In the original, the stately Gregory Peck played Thorn, with Lee Remick as his wife. Thus Damien comes to them in the afternoon of their lives, almost alluding to Abraham and Sarah with a far more tragic end. Here, the Thorns are just self-absorbed idiots, accepting one priest's opinion that Katherine might never conceive again. In 1975, that might have flown, but with all the fertility advances in 2006 (and this remake is set somewhere within the next couple of years), people with this much money wouldn't take that diagnosis at face value.

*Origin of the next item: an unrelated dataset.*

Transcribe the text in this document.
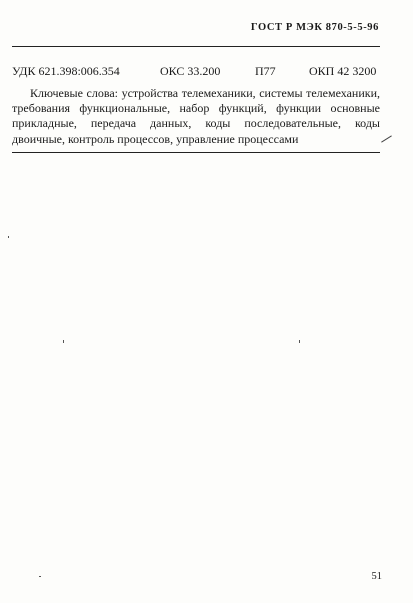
ГОСТ Р МЭК 870-5-5-96
УДК 621.398:006.354	ОКС 33.200	П77	ОКП 42 3200

Ключевые слова: устройства телемеханики, системы телемеханики, требования функциональные, набор функций, функции основные прикладные, передача данных, коды последовательные, коды двоичные, контроль процессов, управление процессами

51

But the Thorns take everything at face value. When Robert expresses concern that he has only been named youngest ambassador in history because he's the President's godson, Katherine assures him that two senators wanted the post. Um, yeah, Katherine, that kind of proves the point that this was cronyism, which the audience would believe. The movie doesn't even bother to show us if Robert is good or bad at his job. Instead, Schrieber just walks around with a look of kindly concern that veers into bemusement and just a little bit of teariness when he discovers proof that Damien's mother was a jackal.

Perhaps the worst crime in this remake is in pointing out just how many huge gaps in logic the original had. Case in point, you devil-worshippers out there - just why exactly would you burn down the hospital where Satan's son was born but go to the trouble of burying the baby's mother in consecrated ground in a marked grave?

Evil should cover its tracks better.